Signal adaptive spectral envelope estimation for robust speech recognition

  • Authors:
  • Matthias Wölfel

  • Affiliations:
  • Institut für Theoretische Informatik, Universität Karslruhe (TH), Am Fasanengarten 5, 76131 Karlsruhe, Germany

  • Venue:
  • Speech Communication
  • Year:
  • 2009

Quantified Score

Hi-index 0.00

Visualization

Abstract

This paper describes a novel spectral envelope estimation technique which adapts to the characteristics of the observed signal. This is possible via the introduction of a second bilinear transformation into warped minimum variance distortionless response (MVDR) spectral envelope estimation. As opposed to the first bilinear transformation, however, which is applied in the time domain, the second bilinear transformation must be applied in the frequency domain. This extension enables the resolution of the spectral envelope estimate to be steered to lower or higher frequencies, while keeping the overall resolution of the estimate and the frequency axis fixed.
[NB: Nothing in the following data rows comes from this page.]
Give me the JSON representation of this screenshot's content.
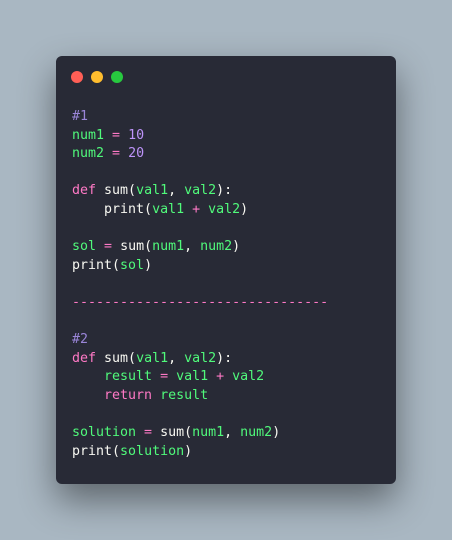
{
  "window": {
    "controls": {
      "close_color": "#ff5f56",
      "minimize_color": "#ffbd2e",
      "maximize_color": "#27c93f"
    }
  },
  "code": {
    "lines": [
      {
        "tokens": [
          {
            "t": "comment",
            "v": "#1"
          }
        ]
      },
      {
        "tokens": [
          {
            "t": "var",
            "v": "num1"
          },
          {
            "t": "op",
            "v": " = "
          },
          {
            "t": "num",
            "v": "10"
          }
        ]
      },
      {
        "tokens": [
          {
            "t": "var",
            "v": "num2"
          },
          {
            "t": "op",
            "v": " = "
          },
          {
            "t": "num",
            "v": "20"
          }
        ]
      },
      {
        "tokens": []
      },
      {
        "tokens": [
          {
            "t": "kw",
            "v": "def"
          },
          {
            "t": "fn",
            "v": " sum("
          },
          {
            "t": "param",
            "v": "val1"
          },
          {
            "t": "punct",
            "v": ", "
          },
          {
            "t": "param",
            "v": "val2"
          },
          {
            "t": "punct",
            "v": "):"
          }
        ]
      },
      {
        "tokens": [
          {
            "t": "fn",
            "v": "    print("
          },
          {
            "t": "param",
            "v": "val1"
          },
          {
            "t": "op",
            "v": " + "
          },
          {
            "t": "param",
            "v": "val2"
          },
          {
            "t": "punct",
            "v": ")"
          }
        ]
      },
      {
        "tokens": []
      },
      {
        "tokens": [
          {
            "t": "var",
            "v": "sol"
          },
          {
            "t": "op",
            "v": " = "
          },
          {
            "t": "fn",
            "v": "sum("
          },
          {
            "t": "param",
            "v": "num1"
          },
          {
            "t": "punct",
            "v": ", "
          },
          {
            "t": "param",
            "v": "num2"
          },
          {
            "t": "punct",
            "v": ")"
          }
        ]
      },
      {
        "tokens": [
          {
            "t": "fn",
            "v": "print("
          },
          {
            "t": "param",
            "v": "sol"
          },
          {
            "t": "punct",
            "v": ")"
          }
        ]
      },
      {
        "tokens": []
      },
      {
        "tokens": [
          {
            "t": "sep",
            "v": "--------------------------------"
          }
        ]
      },
      {
        "tokens": []
      },
      {
        "tokens": [
          {
            "t": "comment",
            "v": "#2"
          }
        ]
      },
      {
        "tokens": [
          {
            "t": "kw",
            "v": "def"
          },
          {
            "t": "fn",
            "v": " sum("
          },
          {
            "t": "param",
            "v": "val1"
          },
          {
            "t": "punct",
            "v": ", "
          },
          {
            "t": "param",
            "v": "val2"
          },
          {
            "t": "punct",
            "v": "):"
          }
        ]
      },
      {
        "tokens": [
          {
            "t": "var",
            "v": "    result"
          },
          {
            "t": "op",
            "v": " = "
          },
          {
            "t": "param",
            "v": "val1"
          },
          {
            "t": "op",
            "v": " + "
          },
          {
            "t": "param",
            "v": "val2"
          }
        ]
      },
      {
        "tokens": [
          {
            "t": "kw",
            "v": "    return"
          },
          {
            "t": "var",
            "v": " result"
          }
        ]
      },
      {
        "tokens": []
      },
      {
        "tokens": [
          {
            "t": "var",
            "v": "solution"
          },
          {
            "t": "op",
            "v": " = "
          },
          {
            "t": "fn",
            "v": "sum("
          },
          {
            "t": "param",
            "v": "num1"
          },
          {
            "t": "punct",
            "v": ", "
          },
          {
            "t": "param",
            "v": "num2"
          },
          {
            "t": "punct",
            "v": ")"
          }
        ]
      },
      {
        "tokens": [
          {
            "t": "fn",
            "v": "print("
          },
          {
            "t": "param",
            "v": "solution"
          },
          {
            "t": "punct",
            "v": ")"
          }
        ]
      }
    ]
  }
}
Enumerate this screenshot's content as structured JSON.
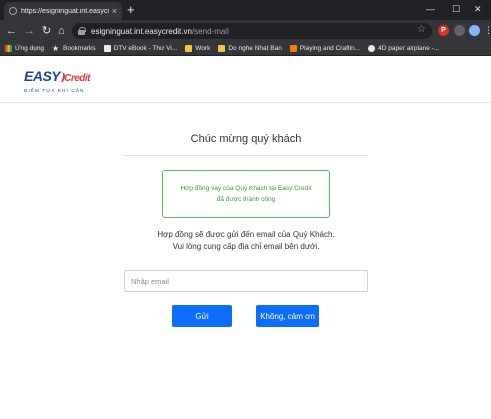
{
  "browser": {
    "tab_title": "https://esigninguat.int.easycredit",
    "tab_close": "×",
    "new_tab": "+",
    "window_controls": {
      "minimize": "—",
      "maximize": "☐",
      "close": "✕"
    },
    "nav": {
      "back": "←",
      "forward": "→",
      "reload": "↻",
      "home": "⌂"
    },
    "url_host": "esigninguat.int.easycredit.vn",
    "url_path": "/send-mail",
    "star": "☆",
    "extension_label": "P",
    "menu": "⋮",
    "bookmarks": [
      {
        "label": "Ứng dụng",
        "icon": "apps-icon"
      },
      {
        "label": "Bookmarks",
        "icon": "star-icon"
      },
      {
        "label": "DTV eBook - Thư Vi...",
        "icon": "page-icon"
      },
      {
        "label": "Work",
        "icon": "folder-icon"
      },
      {
        "label": "Do nghe Nhat Ban",
        "icon": "folder-icon"
      },
      {
        "label": "Playing and Craftin...",
        "icon": "blogger-icon"
      },
      {
        "label": "4D paper airplane -...",
        "icon": "globe-icon"
      }
    ]
  },
  "site": {
    "logo_easy": "EASY",
    "logo_credit": "Credit",
    "logo_tagline": "ĐIỂM TỰA KHI CẦN"
  },
  "page": {
    "heading": "Chúc mừng quý khách",
    "alert": {
      "line1": "Hợp đồng vay của Quý Khách tại Easy Credit",
      "line2": "đã được thành công"
    },
    "info_line1": "Hợp đồng sẽ được gửi đến email của Quý Khách.",
    "info_line2": "Vui lòng cung cấp địa chỉ email bên dưới.",
    "email_placeholder": "Nhập email",
    "send_label": "Gửi",
    "decline_label": "Không, cảm ơn"
  },
  "colors": {
    "primary": "#0d6efd",
    "success_border": "#5cb85c",
    "brand_blue": "#17479e",
    "brand_red": "#e03a3e"
  }
}
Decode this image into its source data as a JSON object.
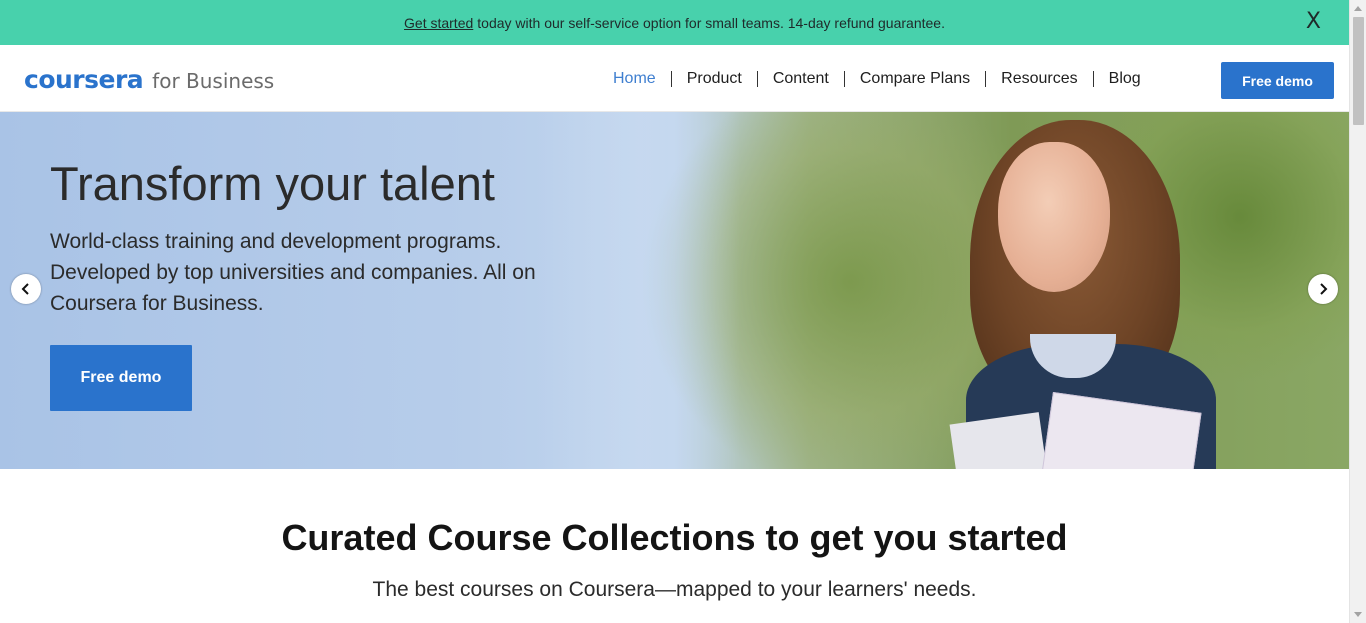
{
  "banner": {
    "link_text": "Get started",
    "text": "today with our self-service option for small teams. 14-day refund guarantee.",
    "close_label": "X"
  },
  "header": {
    "logo_brand": "coursera",
    "logo_sub": "for Business",
    "nav": [
      {
        "label": "Home",
        "active": true
      },
      {
        "label": "Product"
      },
      {
        "label": "Content"
      },
      {
        "label": "Compare Plans"
      },
      {
        "label": "Resources"
      },
      {
        "label": "Blog"
      }
    ],
    "cta_label": "Free demo"
  },
  "hero": {
    "title": "Transform your talent",
    "subtitle": "World-class training and development programs. Developed by top universities and companies. All on Coursera for Business.",
    "cta_label": "Free demo",
    "prev_icon": "chevron-left-icon",
    "next_icon": "chevron-right-icon"
  },
  "section": {
    "title": "Curated Course Collections to get you started",
    "subtitle": "The best courses on Coursera—mapped to your learners' needs."
  },
  "colors": {
    "banner_bg": "#48d1ac",
    "accent": "#2a73cc",
    "nav_active": "#3f7fd0"
  }
}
When embedded in the feature extraction process of an automatic speech recognition system, it provides for the emphasis of the characteristics of speech features that are relevant for robust classification, while simultaneously suppressing characteristics that are irrelevant for classification. The change in resolution may be steered, for each observation window, by the normalized first autocorrelation coefficient. To evaluate the proposed adaptive spectral envelope technique, dubbed warped-twice MVDR, we use two objective functions: class separability and word error rate. Our test set consists of development and evaluation data as provided by NIST for the Rich Transcription 2005 Spring Meeting Recognition Evaluation. For both measures, we observed consistent improvements for several speaker-to-microphone distances. In average, over all distances, the proposed front-end reduces the word error rate by 4% relative compared to the widely used mel-frequency cepstral coefficients as well as perceptual linear prediction.